For me that feeling stems from two issues I am working through:
1. Can I honestly stay motivated and committed for 3.5 months through 4,300+ miles of cycling? If I can’t, can I quit?
2. Why am I doing this in the first place? I have definitely cycled enough to know I love touring and want to see as much as possible. But I also need to be aware enough of myself to know when I have honestly stopped having fun and am just cycling for other, potentially less constructive, reasons.
I had been thinking bout this a bit lately but it really hit me the other day when I was standing at Olmstead Point and decided to shoot this photo of the Tenaya Lake area.
Upon uploading and viewing this picture it all made sense.
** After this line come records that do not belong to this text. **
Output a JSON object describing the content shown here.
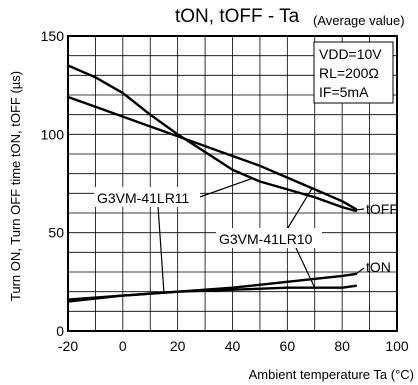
{
  "chart_data": {
    "type": "line",
    "title": "tON, tOFF - Ta",
    "subtitle": "(Average value)",
    "xlabel": "Ambient temperature Ta (°C)",
    "ylabel": "Turn ON, Turn OFF time tON, tOFF (µs)",
    "xlim": [
      -20,
      100
    ],
    "ylim": [
      0,
      150
    ],
    "xticks": [
      -20,
      0,
      20,
      40,
      60,
      80,
      100
    ],
    "yticks": [
      0,
      50,
      100,
      150
    ],
    "grid": true,
    "conditions": [
      "VDD=10V",
      "RL=200Ω",
      "IF=5mA"
    ],
    "conditions_position": "top-right",
    "series": [
      {
        "name": "tOFF G3VM-41LR11",
        "x": [
          -20,
          -10,
          0,
          10,
          20,
          30,
          40,
          50,
          60,
          70,
          80,
          85
        ],
        "y": [
          135,
          129,
          121,
          110,
          100,
          91,
          82,
          76,
          72,
          68,
          63,
          61
        ]
      },
      {
        "name": "tOFF G3VM-41LR10",
        "x": [
          -20,
          -10,
          0,
          10,
          20,
          30,
          40,
          50,
          60,
          70,
          80,
          85
        ],
        "y": [
          119,
          114,
          109,
          104,
          99,
          94,
          89,
          84,
          78,
          72,
          66,
          62
        ]
      },
      {
        "name": "tON G3VM-41LR11",
        "x": [
          -20,
          0,
          20,
          40,
          60,
          80,
          85
        ],
        "y": [
          15,
          18,
          20,
          22,
          25,
          28,
          29
        ]
      },
      {
        "name": "tON G3VM-41LR10",
        "x": [
          -20,
          0,
          20,
          40,
          60,
          80,
          85
        ],
        "y": [
          16,
          18,
          20,
          21,
          22,
          22,
          23
        ]
      }
    ],
    "curve_labels": {
      "toff": "tOFF",
      "ton": "tON",
      "device_a": "G3VM-41LR11",
      "device_b": "G3VM-41LR10"
    }
  }
}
I know, deep down inside, that I can do this. I can see the road ahead and where it wants to take me before disappearing from sight. I know that it eventually leads somewhere beautiful and wonderful.
However the scary and truly exciting part of all this is that I have no idea what’s around the corner. All I know is that it leads somewhere I want to be.
So cheers to confidently charging ahead into the great unknown towards a glorious and rewarding future.